There on a ledge below the screen, patterned after a navigational device, stands a rather dotty looking Prospero, who with the help of the spirit Ariel has caused the storm that brings the Neapolitan King Alonso, his son Ferdinand, brother Sebastian, counselor Gonzalo and Prospero’s brother Antonio, the usurping duke of Milan, to the very island where Prospero, the rightful duke, was banished along with his daughter Miranda a dozen years ago thanks to Antonio and Alonso’s machinations.
This Prospero, as played by Michael Rudko, who bears a striking resemblance to actor John Lithgow, is a bookish imp of sorts, lacking the powerful presence one might expect of a man whose “art” helps make such magic possible and who holds both Ariel and the beastly Caliban, the offspring of an island witch, in his spell. And Rudko’s often timid Prospero seems overwhelmed by the precocious and willful Miranda. Still, this Prospero’s obvious tenderness for his daughter, and ultimately even for the enemies he has brought to the island, is endearing. And Rudko’s performance, if understated, proves ultimately satisfactory.
Meanwhile, two key supporting characters — Ariel and Caliban — loom unusually large over this somewhat condensed “Tempest,” which clocks in at under two hours with an intermission.
Marybeth Fritzky’s Ariel, who spends the entire play behind the giant overhead screen, is imbued with an omnipotence and omnipresence (at times her voice is projected from various points around the theater), which elevates her to a level very close to the divine as she (at Prospero’s urging) manipulates the action below. Her unorthodox location also gives the production a refreshing twist and offers a reprieve from the sprite fatigue that often dogs Shakespearean productions.

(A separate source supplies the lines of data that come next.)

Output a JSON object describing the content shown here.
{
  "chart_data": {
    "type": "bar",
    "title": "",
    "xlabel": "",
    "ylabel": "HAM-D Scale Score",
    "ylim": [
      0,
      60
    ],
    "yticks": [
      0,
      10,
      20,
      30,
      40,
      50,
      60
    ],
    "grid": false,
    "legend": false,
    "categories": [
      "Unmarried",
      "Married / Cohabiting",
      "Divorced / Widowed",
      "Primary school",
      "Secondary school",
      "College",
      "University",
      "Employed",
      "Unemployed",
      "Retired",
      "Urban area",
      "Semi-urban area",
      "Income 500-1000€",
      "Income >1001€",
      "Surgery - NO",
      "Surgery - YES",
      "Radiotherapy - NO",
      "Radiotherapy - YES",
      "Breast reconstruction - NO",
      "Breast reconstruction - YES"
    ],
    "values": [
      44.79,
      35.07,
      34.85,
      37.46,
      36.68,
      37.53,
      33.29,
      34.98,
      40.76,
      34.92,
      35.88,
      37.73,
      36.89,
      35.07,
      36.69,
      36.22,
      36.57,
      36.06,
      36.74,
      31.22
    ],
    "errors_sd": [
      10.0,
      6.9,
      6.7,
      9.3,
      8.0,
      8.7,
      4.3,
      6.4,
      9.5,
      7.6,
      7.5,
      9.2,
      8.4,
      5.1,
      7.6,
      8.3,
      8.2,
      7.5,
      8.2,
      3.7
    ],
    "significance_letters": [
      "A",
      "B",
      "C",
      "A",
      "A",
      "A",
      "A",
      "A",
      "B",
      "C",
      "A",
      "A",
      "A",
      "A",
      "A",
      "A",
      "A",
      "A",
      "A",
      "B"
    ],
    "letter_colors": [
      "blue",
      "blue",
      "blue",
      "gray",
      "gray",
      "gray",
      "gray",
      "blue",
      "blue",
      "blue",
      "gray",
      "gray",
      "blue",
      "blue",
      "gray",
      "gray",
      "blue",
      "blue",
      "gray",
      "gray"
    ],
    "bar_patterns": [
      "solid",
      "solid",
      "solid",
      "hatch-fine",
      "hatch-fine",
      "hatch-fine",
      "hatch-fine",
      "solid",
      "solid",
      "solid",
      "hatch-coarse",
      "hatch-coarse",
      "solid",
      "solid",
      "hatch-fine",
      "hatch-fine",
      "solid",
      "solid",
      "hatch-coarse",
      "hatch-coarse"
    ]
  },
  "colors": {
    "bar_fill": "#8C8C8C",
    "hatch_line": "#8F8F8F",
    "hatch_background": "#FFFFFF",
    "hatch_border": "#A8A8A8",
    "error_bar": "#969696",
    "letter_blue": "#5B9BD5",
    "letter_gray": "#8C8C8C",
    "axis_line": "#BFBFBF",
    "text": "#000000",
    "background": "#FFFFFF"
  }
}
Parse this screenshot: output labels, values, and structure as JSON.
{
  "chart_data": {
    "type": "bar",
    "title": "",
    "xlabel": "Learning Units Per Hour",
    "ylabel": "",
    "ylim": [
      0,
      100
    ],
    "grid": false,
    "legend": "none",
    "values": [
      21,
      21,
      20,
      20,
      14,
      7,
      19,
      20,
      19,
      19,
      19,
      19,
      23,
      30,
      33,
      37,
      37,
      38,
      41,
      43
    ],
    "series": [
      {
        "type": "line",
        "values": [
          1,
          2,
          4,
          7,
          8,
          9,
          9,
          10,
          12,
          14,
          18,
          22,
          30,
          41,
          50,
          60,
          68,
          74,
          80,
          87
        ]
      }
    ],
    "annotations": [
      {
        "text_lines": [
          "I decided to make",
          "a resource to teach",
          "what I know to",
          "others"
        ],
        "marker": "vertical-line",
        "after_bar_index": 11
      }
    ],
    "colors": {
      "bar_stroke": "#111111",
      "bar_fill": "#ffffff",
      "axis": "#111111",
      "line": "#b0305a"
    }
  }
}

For shear theatric range, Todd Scofield’s Caliban is the true star of this “Tempest.” This feral, beast-like man appears on stage, alternately cowering and menacing, decked in the dirty white garb of a particularly violent mental patient, bloody bandages around his ankles. Director Aaron Posner has omitted Trinculo and Stephano, the king’s servants who conspire with Caliban to kill Prospero, and instead has opted to make them figures in Caliban’s head (he changes voices depending on whom he is channeling). It’s a technique that raises further questions about Caliban’s mental state. Trinculo is represented by an empty wine bottle, while Stephano assumes the form of Caliban’s fist. In the course of Caliban’s interactions with these imaginary friends, the bottle gets in his pants and he ends up kissing his own armpit. Needless to say, this isn’t a production that worries too much about the colonization of the native — namely, Caliban — who as depicted here is a vile creature in need of whatever civilization he can get his hands on.
Many of Folger’s recent productions have suffered from unduly weak young female leads, a deficiency Erin Weaver’s Miranda does not remedy. Weaver has beautiful features that unfortunately appear incapable of registering more than two emotions: an odd mix of 1990s-style girl power feistiness, which is starkly out of place with both the times and setting; and a sort of trembling on the verge of tears rigidity, which never quite finds its release, even when she’s in the presence of her beloved Ferdinand, with whom Prospero has engineered a match.
Miranda’s stiffness, thankfully, does not rub off on Mikaal Sulaiman, who as Ferdinand is able to summon the necessary wonder to project a believably enamored young man. David Toney’s Alonso is a regal monarch — simultaneously quiet and authoritative. And Jim Zidar is delightful as the curmudgeonly and faithful adviser Gonzalo.
Overall, the half-black, half-white cast meshes well — Prospero, his relatives and associates are white, while Alonso and his relations are black. But there’s one rather awkward moment when the black Sebastian (Jefferson Russell) derisively speaks of the black Alonso having lost his daughter “to an African.”
Finally, the costumes for the shipwrecked quintet of Alonso, Sebastian, Ferdinand, Antonio and Gonzalo — all are decked in rather formal tails — seem a slightly incongruous choice. (Prospero and Miranda’s tattered rags would be at home in several different centuries.) The effect is to make the duplicitous Antonio (Michael Allen) come across as a 19th-century gangster of sorts with dark shades, a bowler hat and a particularly lethal cane. It all lends a rather humorous note to the play — although it’s unclear whether that’s what designer Kate Turner-Walker intended.
“The Tempest” runs through June 17 at the Folger Theatre, located at 201 East Capitol St. SE. For ticket information, go to www.folger.edu/theatre.